The leak of hundreds of thousands of secret cables sent to and from US embassies around the world has severely embarrassed the country's politicians and diplomats.
The rest of us can start having a laugh at the can of worms the release of the 250,000 documents has opened.
The documents which were sent to WikiLeaks and shown to a number of newspapers prior to publication on the whistle-blowing web site, contain masses of information, much of which - as the US authorities predicted - is likely to damage US relationships around the world for years to come.
The cables show that the US uses its embassies as part of its global spying network, detailing how diplomats have to keep files on the people they meet, and telling them to include whatever details they can get their hands on, like credit card numbers, details of frequent flyer accounts, or even - if they manage to get a quick swab in their cheek - DNA material.
If we start at home, Britain is labelled 'paranoid' about the so-called special relationship with the US, a fact the US wants to exploit by keeping British government "off-balance" about it.
Despite the scorn, though, the cables reveal the US military isn't beyond flying secret torture missions from UK bases. Also unveiled is a scheme to mislead the British parliament over the use of banned US weapons.
The cables include thousands of files from the Bush presidency but also come bang up to date with missives relating to Hillary Clinton's time as Secretary of State.
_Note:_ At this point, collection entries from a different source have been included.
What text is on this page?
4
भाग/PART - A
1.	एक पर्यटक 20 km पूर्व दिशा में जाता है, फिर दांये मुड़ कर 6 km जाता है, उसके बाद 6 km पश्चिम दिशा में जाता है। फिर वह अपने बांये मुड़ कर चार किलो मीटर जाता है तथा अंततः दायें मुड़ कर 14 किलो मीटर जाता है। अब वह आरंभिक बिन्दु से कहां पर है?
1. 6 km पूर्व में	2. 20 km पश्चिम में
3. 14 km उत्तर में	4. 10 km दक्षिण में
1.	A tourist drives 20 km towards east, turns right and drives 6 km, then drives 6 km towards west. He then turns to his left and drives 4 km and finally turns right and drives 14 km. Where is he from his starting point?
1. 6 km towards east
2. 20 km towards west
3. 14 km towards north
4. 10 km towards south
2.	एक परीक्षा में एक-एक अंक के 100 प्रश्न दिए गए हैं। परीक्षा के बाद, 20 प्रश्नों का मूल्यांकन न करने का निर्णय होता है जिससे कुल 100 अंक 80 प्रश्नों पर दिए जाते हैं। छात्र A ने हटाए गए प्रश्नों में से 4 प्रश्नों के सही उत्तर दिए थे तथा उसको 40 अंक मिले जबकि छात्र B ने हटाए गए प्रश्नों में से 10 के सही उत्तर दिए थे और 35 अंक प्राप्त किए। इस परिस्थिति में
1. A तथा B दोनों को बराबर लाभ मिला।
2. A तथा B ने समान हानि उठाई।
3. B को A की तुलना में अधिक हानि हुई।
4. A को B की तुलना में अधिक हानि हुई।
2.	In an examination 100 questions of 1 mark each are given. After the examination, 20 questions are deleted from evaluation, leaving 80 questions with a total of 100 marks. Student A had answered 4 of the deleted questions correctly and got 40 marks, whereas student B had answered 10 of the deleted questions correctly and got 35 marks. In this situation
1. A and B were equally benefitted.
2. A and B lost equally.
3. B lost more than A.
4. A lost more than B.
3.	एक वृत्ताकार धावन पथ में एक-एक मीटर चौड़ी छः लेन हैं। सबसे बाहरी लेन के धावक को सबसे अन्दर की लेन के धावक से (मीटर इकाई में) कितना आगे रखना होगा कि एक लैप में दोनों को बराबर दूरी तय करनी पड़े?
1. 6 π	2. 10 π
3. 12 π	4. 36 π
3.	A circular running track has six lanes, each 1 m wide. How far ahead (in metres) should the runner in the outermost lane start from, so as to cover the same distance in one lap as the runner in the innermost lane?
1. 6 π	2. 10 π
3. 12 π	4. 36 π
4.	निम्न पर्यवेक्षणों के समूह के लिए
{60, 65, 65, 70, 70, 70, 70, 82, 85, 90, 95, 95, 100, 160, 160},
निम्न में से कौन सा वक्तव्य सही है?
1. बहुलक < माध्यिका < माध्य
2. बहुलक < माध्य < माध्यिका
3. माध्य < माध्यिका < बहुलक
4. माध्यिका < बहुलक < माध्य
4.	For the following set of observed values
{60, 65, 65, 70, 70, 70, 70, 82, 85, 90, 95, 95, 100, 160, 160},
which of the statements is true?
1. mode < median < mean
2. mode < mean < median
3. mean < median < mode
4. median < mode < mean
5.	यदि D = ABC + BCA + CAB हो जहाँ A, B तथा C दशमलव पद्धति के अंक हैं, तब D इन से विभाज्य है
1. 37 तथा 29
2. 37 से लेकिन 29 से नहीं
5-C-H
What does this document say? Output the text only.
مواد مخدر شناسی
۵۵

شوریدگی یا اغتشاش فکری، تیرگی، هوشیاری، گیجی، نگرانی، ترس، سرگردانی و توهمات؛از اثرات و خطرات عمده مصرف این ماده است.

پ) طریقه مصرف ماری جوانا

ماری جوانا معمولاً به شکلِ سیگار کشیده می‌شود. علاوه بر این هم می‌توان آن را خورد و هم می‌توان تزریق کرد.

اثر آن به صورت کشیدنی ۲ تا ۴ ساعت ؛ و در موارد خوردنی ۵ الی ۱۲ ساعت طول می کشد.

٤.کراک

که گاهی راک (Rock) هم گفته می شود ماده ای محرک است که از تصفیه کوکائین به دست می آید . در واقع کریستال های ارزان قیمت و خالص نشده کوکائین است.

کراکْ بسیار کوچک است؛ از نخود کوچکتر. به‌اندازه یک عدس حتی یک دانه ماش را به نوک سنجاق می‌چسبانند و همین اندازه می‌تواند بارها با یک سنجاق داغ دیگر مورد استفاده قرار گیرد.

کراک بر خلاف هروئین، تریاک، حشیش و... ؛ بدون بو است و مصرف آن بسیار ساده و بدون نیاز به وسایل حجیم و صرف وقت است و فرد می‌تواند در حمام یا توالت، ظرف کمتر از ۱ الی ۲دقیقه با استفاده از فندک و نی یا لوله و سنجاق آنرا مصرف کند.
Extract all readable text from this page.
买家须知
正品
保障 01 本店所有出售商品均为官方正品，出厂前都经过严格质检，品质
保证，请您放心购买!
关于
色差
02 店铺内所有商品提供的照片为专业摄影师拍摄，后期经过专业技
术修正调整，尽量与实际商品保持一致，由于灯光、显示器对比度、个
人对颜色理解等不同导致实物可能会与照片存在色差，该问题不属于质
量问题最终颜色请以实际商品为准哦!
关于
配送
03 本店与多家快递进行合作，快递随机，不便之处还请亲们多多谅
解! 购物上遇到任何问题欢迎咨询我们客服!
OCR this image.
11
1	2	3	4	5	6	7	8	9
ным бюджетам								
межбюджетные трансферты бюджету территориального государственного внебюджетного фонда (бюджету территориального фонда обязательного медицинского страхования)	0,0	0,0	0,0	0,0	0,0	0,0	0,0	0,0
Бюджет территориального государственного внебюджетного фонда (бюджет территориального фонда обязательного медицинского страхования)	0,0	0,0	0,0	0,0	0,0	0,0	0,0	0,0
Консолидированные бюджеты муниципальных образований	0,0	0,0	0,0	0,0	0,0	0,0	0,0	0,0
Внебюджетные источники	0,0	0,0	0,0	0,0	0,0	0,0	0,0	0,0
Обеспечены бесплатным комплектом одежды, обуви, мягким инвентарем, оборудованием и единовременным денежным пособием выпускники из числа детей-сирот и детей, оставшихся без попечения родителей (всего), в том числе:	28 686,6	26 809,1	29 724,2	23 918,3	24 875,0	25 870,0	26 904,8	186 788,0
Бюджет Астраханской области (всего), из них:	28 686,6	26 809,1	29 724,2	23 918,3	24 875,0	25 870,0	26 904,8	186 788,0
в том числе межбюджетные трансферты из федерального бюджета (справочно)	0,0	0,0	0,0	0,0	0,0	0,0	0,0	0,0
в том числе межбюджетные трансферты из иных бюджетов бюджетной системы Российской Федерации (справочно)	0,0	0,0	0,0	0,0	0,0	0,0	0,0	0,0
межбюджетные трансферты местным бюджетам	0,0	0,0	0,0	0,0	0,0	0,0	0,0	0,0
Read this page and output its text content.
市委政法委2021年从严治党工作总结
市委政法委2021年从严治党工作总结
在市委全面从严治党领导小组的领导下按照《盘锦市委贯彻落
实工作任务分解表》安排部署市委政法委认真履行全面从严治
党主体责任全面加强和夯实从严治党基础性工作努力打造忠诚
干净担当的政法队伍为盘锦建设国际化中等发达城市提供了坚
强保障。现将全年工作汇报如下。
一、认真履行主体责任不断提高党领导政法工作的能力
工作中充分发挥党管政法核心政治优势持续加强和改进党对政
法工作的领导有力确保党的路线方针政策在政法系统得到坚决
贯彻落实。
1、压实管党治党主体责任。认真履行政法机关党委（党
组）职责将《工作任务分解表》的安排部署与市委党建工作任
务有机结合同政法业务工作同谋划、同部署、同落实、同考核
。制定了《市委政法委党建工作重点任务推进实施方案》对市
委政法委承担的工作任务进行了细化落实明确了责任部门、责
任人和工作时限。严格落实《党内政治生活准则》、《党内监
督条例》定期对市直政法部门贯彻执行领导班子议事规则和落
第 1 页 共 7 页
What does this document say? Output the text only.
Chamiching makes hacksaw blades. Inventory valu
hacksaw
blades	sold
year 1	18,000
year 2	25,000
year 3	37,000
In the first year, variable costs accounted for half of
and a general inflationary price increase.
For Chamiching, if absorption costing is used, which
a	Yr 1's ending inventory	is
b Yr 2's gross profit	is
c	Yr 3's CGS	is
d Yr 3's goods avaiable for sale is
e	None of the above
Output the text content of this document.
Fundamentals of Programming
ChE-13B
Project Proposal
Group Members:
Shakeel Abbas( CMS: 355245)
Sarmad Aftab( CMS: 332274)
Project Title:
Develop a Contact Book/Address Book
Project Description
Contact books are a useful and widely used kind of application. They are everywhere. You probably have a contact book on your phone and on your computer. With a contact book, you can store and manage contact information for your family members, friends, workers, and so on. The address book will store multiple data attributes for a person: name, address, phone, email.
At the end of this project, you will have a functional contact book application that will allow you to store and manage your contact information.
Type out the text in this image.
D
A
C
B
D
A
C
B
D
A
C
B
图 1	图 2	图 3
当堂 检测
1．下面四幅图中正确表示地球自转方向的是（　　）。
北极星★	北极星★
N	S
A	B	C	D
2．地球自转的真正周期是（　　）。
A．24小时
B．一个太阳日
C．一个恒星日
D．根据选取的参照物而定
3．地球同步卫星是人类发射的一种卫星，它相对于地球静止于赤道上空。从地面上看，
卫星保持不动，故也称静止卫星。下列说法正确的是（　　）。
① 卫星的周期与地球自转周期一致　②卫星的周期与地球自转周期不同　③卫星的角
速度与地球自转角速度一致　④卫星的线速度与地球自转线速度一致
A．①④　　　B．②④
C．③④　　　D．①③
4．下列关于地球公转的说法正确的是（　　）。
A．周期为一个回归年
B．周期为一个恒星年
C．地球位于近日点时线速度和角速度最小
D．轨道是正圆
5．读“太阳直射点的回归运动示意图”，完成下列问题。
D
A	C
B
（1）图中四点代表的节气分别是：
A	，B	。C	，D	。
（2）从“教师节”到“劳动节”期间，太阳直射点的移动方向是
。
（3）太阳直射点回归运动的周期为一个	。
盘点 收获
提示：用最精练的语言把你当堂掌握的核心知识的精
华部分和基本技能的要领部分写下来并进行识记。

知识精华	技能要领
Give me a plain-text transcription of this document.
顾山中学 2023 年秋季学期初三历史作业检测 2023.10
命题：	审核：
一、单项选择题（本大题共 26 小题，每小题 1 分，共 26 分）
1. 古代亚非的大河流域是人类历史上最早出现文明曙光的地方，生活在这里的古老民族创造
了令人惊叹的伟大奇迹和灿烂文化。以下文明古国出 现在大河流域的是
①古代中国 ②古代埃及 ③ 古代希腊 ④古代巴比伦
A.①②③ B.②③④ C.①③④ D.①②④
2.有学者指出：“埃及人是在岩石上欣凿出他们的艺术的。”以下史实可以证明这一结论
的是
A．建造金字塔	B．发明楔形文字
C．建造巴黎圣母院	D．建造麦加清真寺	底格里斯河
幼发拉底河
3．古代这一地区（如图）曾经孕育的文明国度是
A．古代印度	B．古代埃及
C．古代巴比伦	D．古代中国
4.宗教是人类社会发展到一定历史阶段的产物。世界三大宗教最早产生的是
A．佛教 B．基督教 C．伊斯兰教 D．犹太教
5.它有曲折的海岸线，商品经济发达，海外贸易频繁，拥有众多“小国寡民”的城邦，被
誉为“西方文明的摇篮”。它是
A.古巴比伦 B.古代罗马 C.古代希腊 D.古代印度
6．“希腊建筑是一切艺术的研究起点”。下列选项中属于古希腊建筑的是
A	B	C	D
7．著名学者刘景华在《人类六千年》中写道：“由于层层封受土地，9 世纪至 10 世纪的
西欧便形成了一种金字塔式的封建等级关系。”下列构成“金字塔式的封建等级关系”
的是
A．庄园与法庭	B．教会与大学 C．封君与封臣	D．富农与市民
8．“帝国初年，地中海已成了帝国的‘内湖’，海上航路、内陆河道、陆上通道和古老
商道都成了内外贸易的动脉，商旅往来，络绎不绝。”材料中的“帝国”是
Clinton has spent most of the week on the phone trying to patch up relationships threatened by the leak.
Not surprisingly, the White House has released a statement condemning the release of the cables. "Such disclosures put at risk our diplomats, intelligence professionals, and people around the world who come to the US for assistance in promoting democracy and open government. By releasing stolen and classified documents, WikiLeaks has put at risk not only the cause of human rights but also the lives and work of these individuals."
The cables are marked "Sipdis" – secret Internet protocol distribution and mostly considered "moderately secret". Some 9,000 of the cables are marked "secret noforn" [no foreigners]. More than 11,000 are marked "secret," according to the Guardian's quick trawl through the stash.
WikLeaks has shown the documents to the Guardian, the New York Times, Der Spiegel in Germany, Le Monde in France and El País in Spain. The organisation said it is redacting some of the contents of the cables to protect some named individuals.
A 22-year-old intelligence analyst Bradley Manning was charged with leaking many of these cables, along with a gun-camera video of an Apache helicopter crew mistakenly killing two Reuters news agency employees in Baghdad in 2007, which was subsequently posted by WikiLeaks. Manning is facing a court martial.
The state department has written to WikiLeaks founder Julian Assange warning that the cables were obtained illegally and whining that their exposure could threaten "the lives of countless innocent individuals … ongoing military operations … and cooperation between countries".